Buğday Alerjisi

Buğday Alerjisi

Buğday alerjisi besin alerjileri içinde yaklaşık %18’lik bir kısmı kapsar ve en sık görülen tahıl alerjisidir. Alerjen maruziyetinin şekli ve altta yatan immünolojik mekanizmalara bağlı olarak immünoglobulin E (IgE) aracılıklı ve non-IgE aracılıklı olmak üzere geniş bir yelpazede klinik semptomlar ortaya çıkabilir.
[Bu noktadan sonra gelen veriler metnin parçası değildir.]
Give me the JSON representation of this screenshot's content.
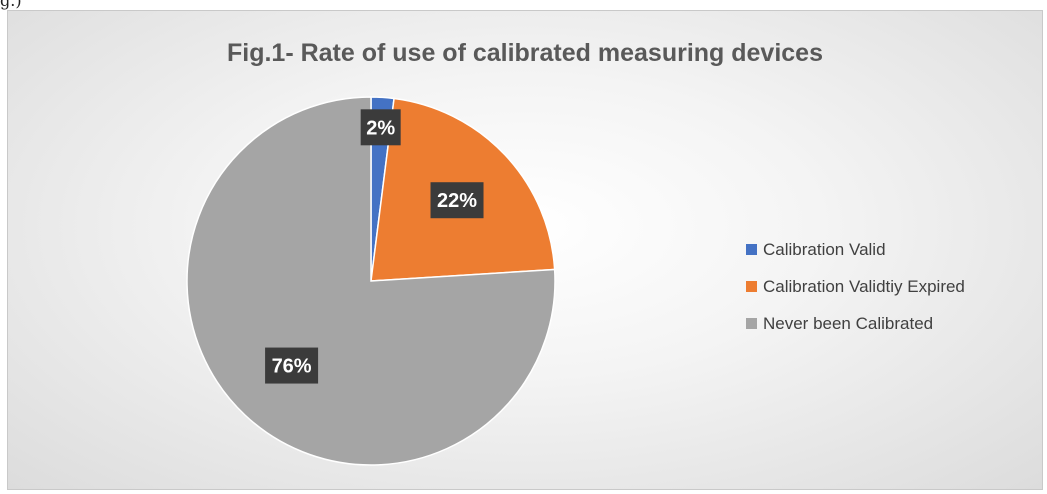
{
  "page_fragment": "g.)",
  "chart_data": {
    "type": "pie",
    "title": "Fig.1- Rate of use of calibrated measuring devices",
    "labels": [
      "Calibration Valid",
      "Calibration Validtiy Expired",
      "Never been Calibrated"
    ],
    "values": [
      2,
      22,
      76
    ],
    "data_labels": [
      "2%",
      "22%",
      "76%"
    ],
    "colors": [
      "#4472c4",
      "#ed7d31",
      "#a5a5a5"
    ],
    "legend_position": "right",
    "start_angle": "12 o'clock, clockwise"
  }
}
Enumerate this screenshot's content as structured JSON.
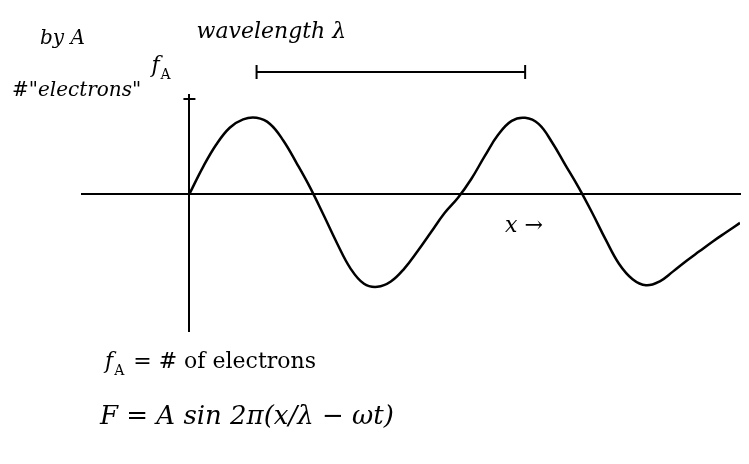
{
  "chart_data": {
    "type": "line",
    "x": [
      0,
      0.05,
      0.1,
      0.15,
      0.2,
      0.25,
      0.3,
      0.35,
      0.4,
      0.45,
      0.5,
      0.55,
      0.6,
      0.65,
      0.7,
      0.75,
      0.8,
      0.85,
      0.9,
      0.95,
      1.0,
      1.05,
      1.1,
      1.15,
      1.2,
      1.25,
      1.3,
      1.35,
      1.4,
      1.45,
      1.5,
      1.55,
      1.6,
      1.65,
      1.7,
      1.75,
      1.8,
      1.85,
      1.9,
      1.95,
      2.0,
      2.05
    ],
    "values": [
      0,
      0.35,
      0.65,
      0.87,
      0.98,
      1.0,
      0.92,
      0.7,
      0.4,
      0.08,
      -0.28,
      -0.65,
      -0.98,
      -1.18,
      -1.22,
      -1.15,
      -0.98,
      -0.75,
      -0.5,
      -0.25,
      -0.05,
      0.2,
      0.5,
      0.78,
      0.96,
      1.0,
      0.92,
      0.68,
      0.38,
      0.08,
      -0.25,
      -0.6,
      -0.92,
      -1.12,
      -1.2,
      -1.15,
      -1.02,
      -0.88,
      -0.75,
      -0.62,
      -0.5,
      -0.38
    ],
    "xlim": [
      -0.4,
      2.05
    ],
    "ylim": [
      -1.8,
      1.3
    ],
    "x_label": "x →",
    "y_label": {
      "main": "f",
      "sub": "A"
    },
    "annotations": [
      {
        "text": "wavelength λ",
        "x_from": 0.25,
        "x_to": 1.25
      },
      {
        "text": "by A"
      },
      {
        "text": "#\"electrons\""
      },
      {
        "main": "f",
        "sub": "A",
        "text": " = # of electrons"
      },
      {
        "text": "F = A sin 2π(x/λ − ωt)"
      }
    ],
    "color": "#000000",
    "line_style": "solid",
    "grid": false,
    "tick_labels": false
  }
}
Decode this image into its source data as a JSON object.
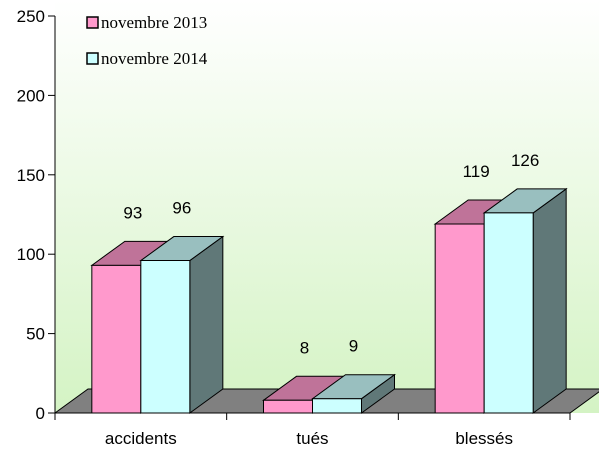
{
  "chart_data": {
    "type": "bar3d",
    "categories": [
      "accidents",
      "tués",
      "blessés"
    ],
    "series": [
      {
        "name": "novembre 2013",
        "color": "#ff99cc",
        "values": [
          93,
          8,
          119
        ]
      },
      {
        "name": "novembre 2014",
        "color": "#ccffff",
        "values": [
          96,
          9,
          126
        ]
      }
    ],
    "ylim": [
      0,
      250
    ],
    "yticks": [
      0,
      50,
      100,
      150,
      200,
      250
    ],
    "legend": "top-left"
  }
}
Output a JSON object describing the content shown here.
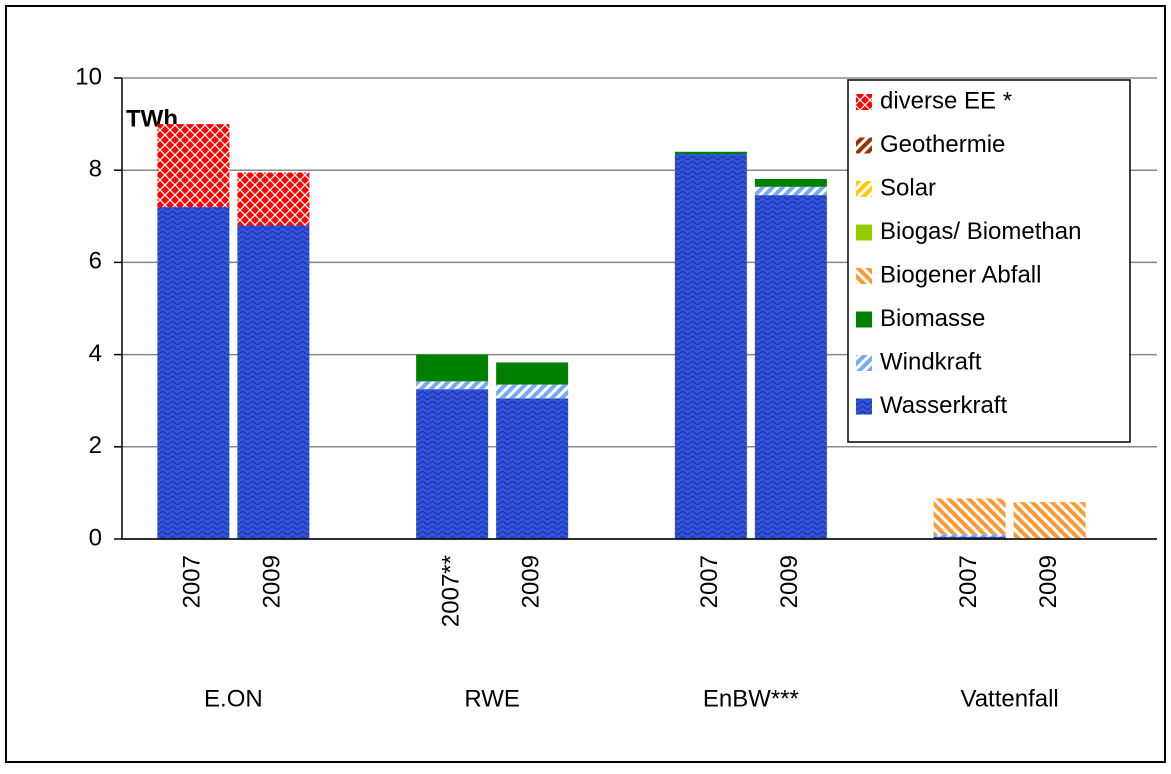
{
  "chart_data": {
    "type": "stacked_bar",
    "y_unit_label": "TWh",
    "groups": [
      "E.ON",
      "RWE",
      "EnBW***",
      "Vattenfall"
    ],
    "categories": [
      "2007",
      "2009",
      "2007**",
      "2009",
      "2007",
      "2009",
      "2007",
      "2009"
    ],
    "series": [
      {
        "name": "Wasserkraft",
        "color": "#3355dd",
        "pattern": "wave",
        "values": [
          7.2,
          6.8,
          3.25,
          3.05,
          8.35,
          7.46,
          0.05,
          0
        ]
      },
      {
        "name": "Windkraft",
        "color": "#77aaff",
        "pattern": "stripe",
        "values": [
          0,
          0,
          0.17,
          0.3,
          0,
          0.18,
          0.05,
          0
        ]
      },
      {
        "name": "Biomasse",
        "color": "#008000",
        "pattern": "solid",
        "values": [
          0,
          0,
          0.58,
          0.48,
          0.05,
          0.17,
          0,
          0
        ]
      },
      {
        "name": "Biogener Abfall",
        "color": "#ff9933",
        "pattern": "stripe-back",
        "values": [
          0,
          0,
          0,
          0,
          0,
          0,
          0.78,
          0.8
        ]
      },
      {
        "name": "Biogas/ Biomethan",
        "color": "#99cc00",
        "pattern": "solid",
        "values": [
          0,
          0,
          0,
          0,
          0,
          0,
          0,
          0
        ]
      },
      {
        "name": "Solar",
        "color": "#ffcc00",
        "pattern": "stripe",
        "values": [
          0,
          0,
          0,
          0,
          0,
          0,
          0,
          0
        ]
      },
      {
        "name": "Geothermie",
        "color": "#993300",
        "pattern": "stripe",
        "values": [
          0,
          0,
          0,
          0,
          0,
          0,
          0,
          0
        ]
      },
      {
        "name": "diverse EE *",
        "color": "#ff0000",
        "pattern": "cross",
        "values": [
          1.8,
          1.15,
          0,
          0,
          0,
          0,
          0,
          0
        ]
      }
    ],
    "ylim": [
      0,
      10
    ],
    "yticks": [
      0,
      2,
      4,
      6,
      8,
      10
    ],
    "grid": true,
    "legend": "upper right"
  }
}
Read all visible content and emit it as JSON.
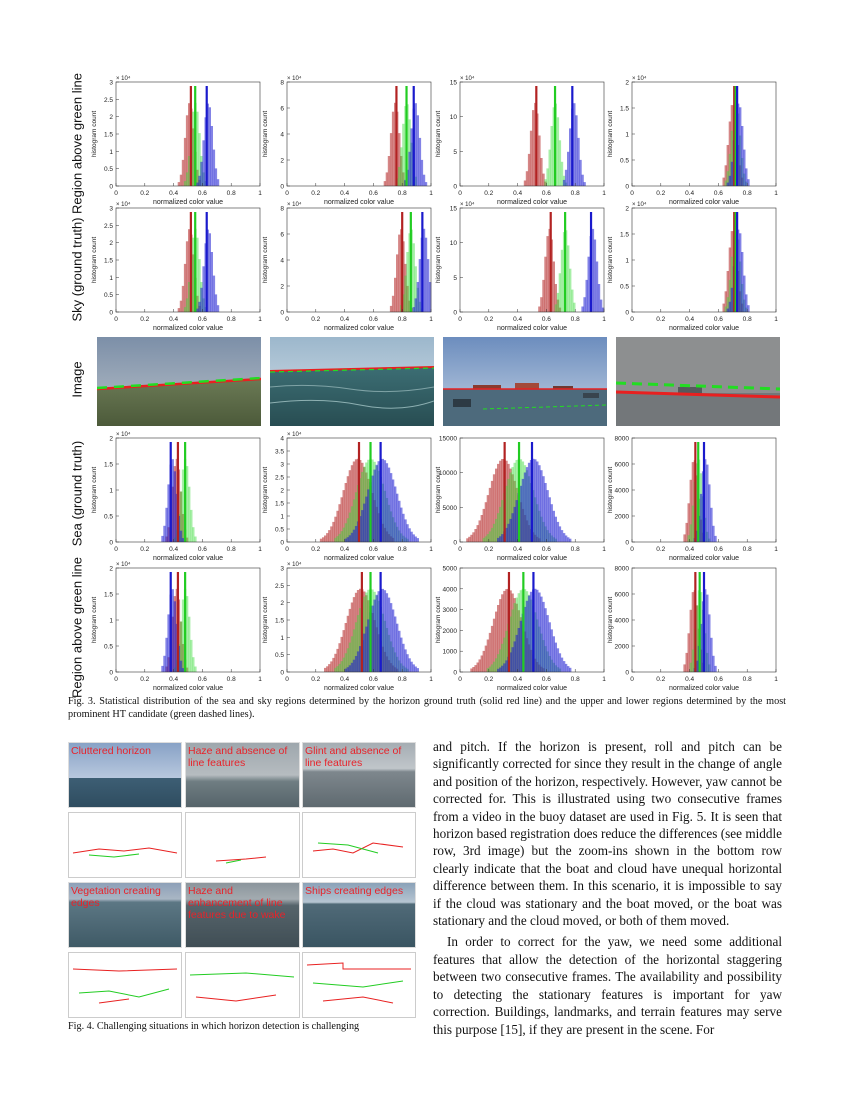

Farklı buğday alerjisi türleri vardır. Bu farklı türlerdeki alerjinin tek sebebi olan buğday alerjisini önlemek için yapılabilecek en etkili tedavi buğday ve buğday ürünleri içermeyen bir diyet olmaktadır.

BUĞDAY ALERJİSİ NEDİR?

Triticum aestivum (ekmeklik buğday) dünya çapında en yaygın olarak yetiştirilen üründür. Buğday alerjisi, buğday ve buğday içeren yiyeceklerde bulunan buğday proteinlerine karşı bağışıklık sisteminin geliştirdiği alerjik bir reaksiyondur. Buğdaydaki albumin, globulin, gliadin ve gluten gibi proteinler alerjiye neden olabilmektedir. Alerjik reaksiyonlar sadece buğday ve unlu mamülleri tüketerek değil buğday ununu solumaktan da kaynaklanabilmektedir.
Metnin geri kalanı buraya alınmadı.